The Adversarial Architecture Arms Race
US Embassy, Baghdad, 2060

So a few decades ago they started letting the buildings build themselves. I guess that’s why we’re here now. 

It started like this: we decided to have the computers help us design our buildings, and so we’d ask them questions like: given a specific construction schematic, what vulnerabilities are possible? They’d come back with some kind of answer, and we’d design the building around the most conservative set of their predictions. Other governments did the same.
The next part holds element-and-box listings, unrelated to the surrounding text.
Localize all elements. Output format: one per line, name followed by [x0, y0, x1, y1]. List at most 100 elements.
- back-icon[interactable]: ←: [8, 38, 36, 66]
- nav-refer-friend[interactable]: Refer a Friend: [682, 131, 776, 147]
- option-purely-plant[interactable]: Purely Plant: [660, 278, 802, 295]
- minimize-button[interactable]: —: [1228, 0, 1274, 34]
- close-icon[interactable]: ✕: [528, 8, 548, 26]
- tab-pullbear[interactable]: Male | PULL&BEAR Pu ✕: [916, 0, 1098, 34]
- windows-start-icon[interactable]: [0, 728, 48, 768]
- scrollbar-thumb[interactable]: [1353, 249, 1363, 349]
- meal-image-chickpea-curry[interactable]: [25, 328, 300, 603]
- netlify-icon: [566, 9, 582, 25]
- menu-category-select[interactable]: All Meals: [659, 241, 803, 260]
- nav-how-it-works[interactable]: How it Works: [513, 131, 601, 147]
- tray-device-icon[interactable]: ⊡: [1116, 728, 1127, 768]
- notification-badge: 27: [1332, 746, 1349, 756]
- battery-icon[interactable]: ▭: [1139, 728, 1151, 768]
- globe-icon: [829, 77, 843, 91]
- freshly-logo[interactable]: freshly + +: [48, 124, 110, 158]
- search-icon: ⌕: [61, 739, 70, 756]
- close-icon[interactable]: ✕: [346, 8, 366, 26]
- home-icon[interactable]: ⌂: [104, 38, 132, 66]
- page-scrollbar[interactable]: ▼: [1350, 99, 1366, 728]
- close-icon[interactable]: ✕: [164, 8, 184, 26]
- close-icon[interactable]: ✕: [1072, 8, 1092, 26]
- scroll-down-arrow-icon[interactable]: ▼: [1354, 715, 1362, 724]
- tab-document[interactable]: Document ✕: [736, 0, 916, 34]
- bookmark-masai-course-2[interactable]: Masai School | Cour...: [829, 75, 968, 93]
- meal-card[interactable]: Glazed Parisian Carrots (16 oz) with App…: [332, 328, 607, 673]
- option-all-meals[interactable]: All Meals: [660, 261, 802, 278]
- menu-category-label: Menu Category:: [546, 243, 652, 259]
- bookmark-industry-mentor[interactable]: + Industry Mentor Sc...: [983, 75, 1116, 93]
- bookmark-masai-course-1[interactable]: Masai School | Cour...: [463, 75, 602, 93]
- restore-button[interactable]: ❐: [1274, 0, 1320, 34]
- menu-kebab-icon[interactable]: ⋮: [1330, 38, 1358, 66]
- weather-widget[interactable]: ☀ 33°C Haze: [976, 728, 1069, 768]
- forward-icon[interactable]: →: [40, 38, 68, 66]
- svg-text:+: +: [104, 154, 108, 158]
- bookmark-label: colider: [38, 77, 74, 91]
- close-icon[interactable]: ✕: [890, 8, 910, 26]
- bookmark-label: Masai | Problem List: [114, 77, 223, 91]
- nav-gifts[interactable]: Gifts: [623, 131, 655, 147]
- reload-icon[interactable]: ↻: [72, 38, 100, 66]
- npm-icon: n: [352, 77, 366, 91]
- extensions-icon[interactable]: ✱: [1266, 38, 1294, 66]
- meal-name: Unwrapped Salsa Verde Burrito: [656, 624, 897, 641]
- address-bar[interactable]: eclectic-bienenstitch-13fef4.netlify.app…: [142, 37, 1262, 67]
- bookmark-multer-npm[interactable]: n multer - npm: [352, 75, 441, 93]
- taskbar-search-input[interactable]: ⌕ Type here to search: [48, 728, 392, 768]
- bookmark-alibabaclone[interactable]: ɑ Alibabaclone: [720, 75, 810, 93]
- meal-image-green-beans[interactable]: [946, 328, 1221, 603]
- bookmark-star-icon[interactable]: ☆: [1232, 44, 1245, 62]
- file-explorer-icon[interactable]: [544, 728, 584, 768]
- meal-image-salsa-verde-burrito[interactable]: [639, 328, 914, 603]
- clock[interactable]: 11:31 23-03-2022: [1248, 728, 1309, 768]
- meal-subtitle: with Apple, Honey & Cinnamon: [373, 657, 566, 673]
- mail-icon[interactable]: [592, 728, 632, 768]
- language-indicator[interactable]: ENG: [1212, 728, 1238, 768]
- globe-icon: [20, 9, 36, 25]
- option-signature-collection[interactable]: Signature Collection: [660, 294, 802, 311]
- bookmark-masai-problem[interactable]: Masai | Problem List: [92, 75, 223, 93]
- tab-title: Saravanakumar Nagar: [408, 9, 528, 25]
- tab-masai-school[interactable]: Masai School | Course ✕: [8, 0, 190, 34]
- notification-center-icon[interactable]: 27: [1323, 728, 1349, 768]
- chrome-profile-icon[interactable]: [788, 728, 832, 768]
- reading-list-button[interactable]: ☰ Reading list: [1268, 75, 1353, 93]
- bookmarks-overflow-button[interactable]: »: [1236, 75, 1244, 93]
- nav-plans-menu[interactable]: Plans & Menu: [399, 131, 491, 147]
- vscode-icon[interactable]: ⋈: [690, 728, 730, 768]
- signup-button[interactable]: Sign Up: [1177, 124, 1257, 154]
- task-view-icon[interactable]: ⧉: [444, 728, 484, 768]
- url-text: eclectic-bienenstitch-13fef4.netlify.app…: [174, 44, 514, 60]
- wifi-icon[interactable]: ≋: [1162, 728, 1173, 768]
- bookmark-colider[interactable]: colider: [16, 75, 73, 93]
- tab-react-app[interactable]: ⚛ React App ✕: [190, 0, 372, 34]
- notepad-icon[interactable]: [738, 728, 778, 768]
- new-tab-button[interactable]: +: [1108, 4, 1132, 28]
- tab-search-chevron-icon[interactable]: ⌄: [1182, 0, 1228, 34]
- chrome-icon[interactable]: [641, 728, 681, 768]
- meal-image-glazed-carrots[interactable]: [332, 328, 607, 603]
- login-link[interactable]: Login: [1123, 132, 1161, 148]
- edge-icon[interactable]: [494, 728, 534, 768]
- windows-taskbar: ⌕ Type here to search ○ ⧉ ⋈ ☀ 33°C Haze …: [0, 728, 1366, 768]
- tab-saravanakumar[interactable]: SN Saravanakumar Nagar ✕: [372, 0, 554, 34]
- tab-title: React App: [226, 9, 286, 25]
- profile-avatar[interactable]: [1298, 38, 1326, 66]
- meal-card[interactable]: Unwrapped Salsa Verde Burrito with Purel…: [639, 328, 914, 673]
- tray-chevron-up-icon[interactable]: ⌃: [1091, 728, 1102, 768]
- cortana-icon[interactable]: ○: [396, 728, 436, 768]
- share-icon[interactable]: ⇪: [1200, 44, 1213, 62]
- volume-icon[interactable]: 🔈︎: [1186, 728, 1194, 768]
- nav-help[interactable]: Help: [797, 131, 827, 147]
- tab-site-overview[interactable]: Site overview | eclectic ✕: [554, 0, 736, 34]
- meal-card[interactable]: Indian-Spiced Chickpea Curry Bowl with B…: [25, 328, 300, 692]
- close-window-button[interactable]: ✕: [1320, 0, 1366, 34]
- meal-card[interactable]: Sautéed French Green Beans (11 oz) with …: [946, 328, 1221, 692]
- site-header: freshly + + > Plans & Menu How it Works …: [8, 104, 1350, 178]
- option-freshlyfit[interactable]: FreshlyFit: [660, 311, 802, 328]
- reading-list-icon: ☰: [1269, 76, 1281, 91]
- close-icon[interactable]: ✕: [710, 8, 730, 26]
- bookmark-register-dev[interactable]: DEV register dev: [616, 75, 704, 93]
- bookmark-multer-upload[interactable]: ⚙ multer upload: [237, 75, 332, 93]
Embassies worldwide sprouted odd appendages – strange, seemingly-illogical turrets and gantries, all designed to optimize for internal security while increasing the ability to survey and predict likely actions in the emergent environment. 

“Country lumps”, people called some of the embassies.
“State growths”
“Sovereign machines”. 

Eventually, the buildings evolved for a type of war that we’re not sure we can understand any more. Now, construction companies get called up by machines that use synthesized voices to order up buildings with slanted roofs and oddly shaped details, all designed to throw off increasingly sophisticated signals equipment. Now I get to work in buildings that feel more like mazes than places to do business. 

They say that some of the next buildings are fully ‘lights out’ – designed to ‘serve all administrative functions without an on-site human’, as the brochures from the robot designers says. The building still has doors and corridors, and even some waiting spaces for people – but for how long, I wonder? When does all of this become more efficient. When do we start hurling little boxes of computation into cities and call these the new buildings? When do we expect to have civilizations that exist solely in corridors of fibre wiring and high-speed interconnects? And how might those entities design themselves?

Things that inspired this story: Generative design; the architecture of prisons and quasi-fortress buildings; the American Embassy in Berlin; game theory between machines.